There was a further deterioration in supplier performance during December, as evidenced by the respective seasonally adjusted index recording below the 50.0 no-change mark. However, the rate of deterioration slowed for the third month in a row to the weakest for two years.

Eurozone construction firms faced another round of rising cost burdens in the final month of the year. That said, the rate of input cost inflation eased sharply from November and was the weakest in just short of two years. The latest rise in operating expenses was led by France and remained broadbased.

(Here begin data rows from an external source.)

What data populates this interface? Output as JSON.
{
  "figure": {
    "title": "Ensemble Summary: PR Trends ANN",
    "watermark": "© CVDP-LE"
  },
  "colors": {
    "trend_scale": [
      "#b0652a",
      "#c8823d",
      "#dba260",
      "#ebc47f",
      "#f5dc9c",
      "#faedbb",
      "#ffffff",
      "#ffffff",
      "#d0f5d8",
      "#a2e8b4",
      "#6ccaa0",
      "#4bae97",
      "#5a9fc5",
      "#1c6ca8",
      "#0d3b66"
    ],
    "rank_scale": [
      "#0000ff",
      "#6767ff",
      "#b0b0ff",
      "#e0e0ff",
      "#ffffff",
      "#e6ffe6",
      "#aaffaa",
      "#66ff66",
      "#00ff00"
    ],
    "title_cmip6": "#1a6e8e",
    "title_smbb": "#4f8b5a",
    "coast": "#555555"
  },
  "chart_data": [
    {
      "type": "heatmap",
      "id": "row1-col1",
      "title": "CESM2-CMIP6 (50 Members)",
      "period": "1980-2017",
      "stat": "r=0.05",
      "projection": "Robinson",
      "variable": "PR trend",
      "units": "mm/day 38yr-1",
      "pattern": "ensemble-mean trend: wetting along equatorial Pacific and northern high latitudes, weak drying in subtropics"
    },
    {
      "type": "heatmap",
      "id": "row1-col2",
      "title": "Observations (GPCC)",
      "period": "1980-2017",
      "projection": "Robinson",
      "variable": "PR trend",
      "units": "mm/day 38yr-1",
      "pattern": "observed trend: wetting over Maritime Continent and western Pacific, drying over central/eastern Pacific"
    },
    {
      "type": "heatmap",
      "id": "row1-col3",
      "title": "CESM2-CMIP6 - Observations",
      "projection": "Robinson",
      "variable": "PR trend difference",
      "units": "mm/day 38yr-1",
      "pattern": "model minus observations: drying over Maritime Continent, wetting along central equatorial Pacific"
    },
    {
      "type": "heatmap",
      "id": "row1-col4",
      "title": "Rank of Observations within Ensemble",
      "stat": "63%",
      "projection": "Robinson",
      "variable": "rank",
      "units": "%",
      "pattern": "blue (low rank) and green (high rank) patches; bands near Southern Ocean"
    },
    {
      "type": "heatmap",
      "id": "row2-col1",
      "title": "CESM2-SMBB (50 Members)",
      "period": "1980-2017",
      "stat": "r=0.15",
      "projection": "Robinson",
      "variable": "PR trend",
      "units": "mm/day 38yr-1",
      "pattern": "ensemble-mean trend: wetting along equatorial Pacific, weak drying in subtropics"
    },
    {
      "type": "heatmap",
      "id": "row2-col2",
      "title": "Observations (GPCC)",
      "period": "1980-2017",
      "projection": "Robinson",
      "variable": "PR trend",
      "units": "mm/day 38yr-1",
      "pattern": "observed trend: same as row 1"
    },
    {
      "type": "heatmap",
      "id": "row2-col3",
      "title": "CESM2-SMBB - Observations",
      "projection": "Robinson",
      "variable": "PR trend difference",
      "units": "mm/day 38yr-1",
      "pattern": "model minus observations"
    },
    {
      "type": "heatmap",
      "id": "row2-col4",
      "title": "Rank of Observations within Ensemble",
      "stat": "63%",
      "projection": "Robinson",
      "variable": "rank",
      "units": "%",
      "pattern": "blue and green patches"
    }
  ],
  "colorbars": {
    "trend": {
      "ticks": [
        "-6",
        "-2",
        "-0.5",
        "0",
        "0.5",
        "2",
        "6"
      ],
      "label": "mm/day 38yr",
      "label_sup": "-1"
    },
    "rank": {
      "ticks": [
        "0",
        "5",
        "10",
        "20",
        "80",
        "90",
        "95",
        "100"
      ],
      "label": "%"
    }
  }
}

Laura Denman, Economist at S&P Global Market Intelligence, said, “The eurozone construction sector ended the year on a negative note with a sharp fall in building activity, rounding off the worst quarterly performance since the COVID-related downturn in the second quarter of 2020. In fact, when excluding the pandemic, the reductions in total activity and new orders were the sharpest since March 2013 and September 2014, respectively. Notably, all three of the largest euro economies registered a lower level of building activity in December with the quickest decline seen at French construction companies. December data suggested that firms were anticipating challenging economic conditions to continue into the future, as indicated by a downbeat outlook on output over the coming year and a further scaling back of input buying.

“There were, however, some positive developments within December data as evidenced by a sustained easing in both cost and supply pressures. The rate of input cost inflation was the weakest in 23 months, while the deterioration in supply performance was the softest in two years.”